The devastated boyfriend of one of the British women swept out to sea while on holiday in Spain said he does not know how to break the tragic news to her two children.

Mother-of-two Lisa Coggins and her friend Tracey Aston have been named in reports as the two women who died in the Mediterranean as it was hit by four-metre large waves.

They were with three friends and had been posing for pictures on the beach at Lloret de Mar - a popular resort on the Costa Brava where they had been enjoying a girls' holiday - when tragedy struck in the early hours of yesterday morning.

Post-mortem investigations into how the pair died are expected to begin today, with members of Mrs Aston's grieving family said to have flown out to Barcelona to bring her back.

According to a friend of Mrs Aston's, the group had only gone to the water's edge to pose for a photograph - not to swim.

Meanwhile, speaking from his home in Birmingham, Ms Coggins's boyfriend Mario Sassano, 36, told the Birmingham Mail she was with her sisters and her friend when tragedy struck.

He said: "She had two children. We do not know how the news will be broken to them."

He paid tribute to his girlfriend, describing her as a "hard-working girl - just beautiful".

Josep Lluis-Llirinos, the elected chief of police at Lloret de Mar, told the Press Association the women, who were all from Birmingham, ignored warnings not to go in the sea, which had a red flag because of the rough conditions.
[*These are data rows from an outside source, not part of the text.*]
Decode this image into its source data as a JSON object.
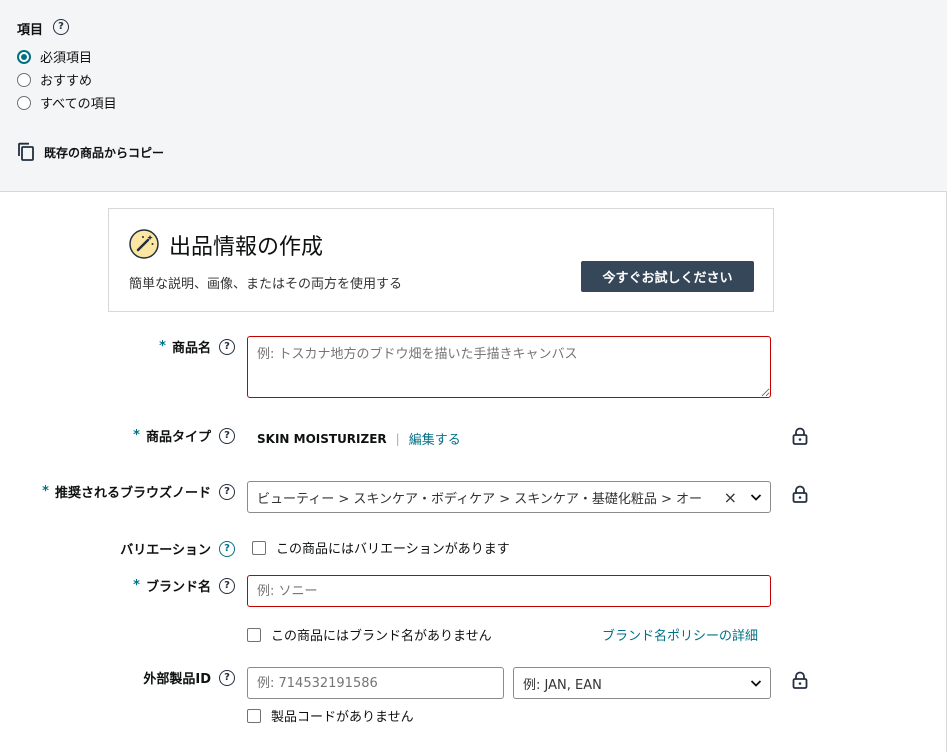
{
  "filter": {
    "title": "項目",
    "options": [
      {
        "label": "必須項目",
        "checked": true
      },
      {
        "label": "おすすめ",
        "checked": false
      },
      {
        "label": "すべての項目",
        "checked": false
      }
    ],
    "copy_label": "既存の商品からコピー"
  },
  "create_card": {
    "title": "出品情報の作成",
    "description": "簡単な説明、画像、またはその両方を使用する",
    "button": "今すぐお試しください"
  },
  "form": {
    "product_name": {
      "label": "商品名",
      "required": "*",
      "placeholder": "例: トスカナ地方のブドウ畑を描いた手描きキャンバス"
    },
    "product_type": {
      "label": "商品タイプ",
      "required": "*",
      "value": "SKIN MOISTURIZER",
      "separator": "|",
      "edit": "編集する"
    },
    "browse_node": {
      "label": "推奨されるブラウズノード",
      "required": "*",
      "value": "ビューティー > スキンケア・ボディケア > スキンケア・基礎化粧品 > オー",
      "clear": "×"
    },
    "variation": {
      "label": "バリエーション",
      "checkbox": "この商品にはバリエーションがあります"
    },
    "brand": {
      "label": "ブランド名",
      "required": "*",
      "placeholder": "例: ソニー",
      "checkbox": "この商品にはブランド名がありません",
      "policy_link": "ブランド名ポリシーの詳細"
    },
    "external_id": {
      "label": "外部製品ID",
      "placeholder": "例: 714532191586",
      "type_placeholder": "例: JAN, EAN",
      "checkbox": "製品コードがありません"
    }
  },
  "help_glyph": "?",
  "colors": {
    "accent": "#007185",
    "error": "#c40000",
    "button_bg": "#37475a",
    "panel_bg": "#f3f5f6"
  }
}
They partially stripped and were taking photos and attempting to swim when two of them were swept over by a large wave at around 4.15am on Thursday morning.

One made it back to shore and another dived in to try to rescue her other friend, but they both died in the turbulent waters.
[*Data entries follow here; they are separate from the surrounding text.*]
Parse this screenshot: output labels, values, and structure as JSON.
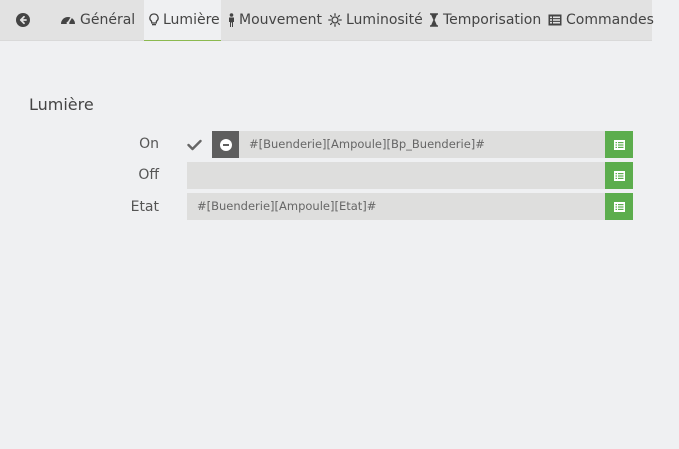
{
  "tabs": [
    {
      "label": "",
      "icon": "arrow-circle-left-icon"
    },
    {
      "label": "Général",
      "icon": "tachometer-icon"
    },
    {
      "label": "Lumière",
      "icon": "lightbulb-icon",
      "active": true
    },
    {
      "label": "Mouvement",
      "icon": "male-icon"
    },
    {
      "label": "Luminosité",
      "icon": "sun-icon"
    },
    {
      "label": "Temporisation",
      "icon": "hourglass-icon"
    },
    {
      "label": "Commandes",
      "icon": "list-alt-icon"
    }
  ],
  "section": {
    "title": "Lumière"
  },
  "rows": {
    "on": {
      "label": "On",
      "value": "#[Buenderie][Ampoule][Bp_Buenderie]#",
      "checked": true
    },
    "off": {
      "label": "Off",
      "value": ""
    },
    "etat": {
      "label": "Etat",
      "value": "#[Buenderie][Ampoule][Etat]#"
    }
  },
  "colors": {
    "accent_green": "#5cad4d",
    "tab_active_border": "#8bb94f",
    "dark_button": "#5e5e5e"
  }
}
He said: "A man who worked at a beach bar told them 'please don't go in the water, the water is very dangerous. Please don't swim and leave the beach because the waves are very big'.

"They ignored him and took some pictures.

"When the two girls approached the water they took some clothes off and they were trying to swim or maybe paddle.

"They kept getting closer and closer to the water.

"One of the women got very, very close to the water and the second one did the same. Then came a very, very big wave.

"The wave knocked them over. One of the girls was eaten by the wave."

He said one of the women toppled by the wave made it back to shore, and her friend dived in to try to rescue the other, but they were both swept out to sea.

The security guard at the beach bar called the police and emergency services were on the scene within minutes.

Search and rescue boats and helicopters were scrambled to find the women, but they were swept away by the sea within seconds.

The chief of police said: "There was a strong current. It was a question of seconds and they were washed away.

"We knew every moment they were out there it was more difficult to find them alive."

He said whether the women had been drinking before the tragedy was a matter of investigation.

Their three friends were given psychological care by the authorities. And he warned that holidaymakers should be very careful of the sea, especially in rough conditions.

He said: "The red flags were out. It was unthinkable that anybody could go out and swim in those very, very bad conditions.

"It was a sad day for the town. Our condolences go out to the families."

A friend of Mrs Aston's family said the group had gone into the sea not to swim, but to take a photo, when one of them got into difficulty.

The woman, who declined to be named, said: "The family are in Barcelona right now.

"Everybody says she was out there swimming - she wasn't.

"They were standing in there trying to take a photo and the waves took them out.

"The family want to be left alone right now.

"Some of them have gone over to bring back her body."

Salvamento Maritimo, the Spanish search and rescue team, said the bodies of the women, believed to be aged 33 and 36, had been taken to the neighbouring town of Blanes, 40 miles north of Barcelona.

Two red roses were planted in the sand on the beach at Lloret de Mar, near the spot where the women were swept out to sea.

No note was attached to the flowers, which were surrounded by tourists on sun loungers enjoying better conditions, as the wind and rain that had hit the coast have since subsided.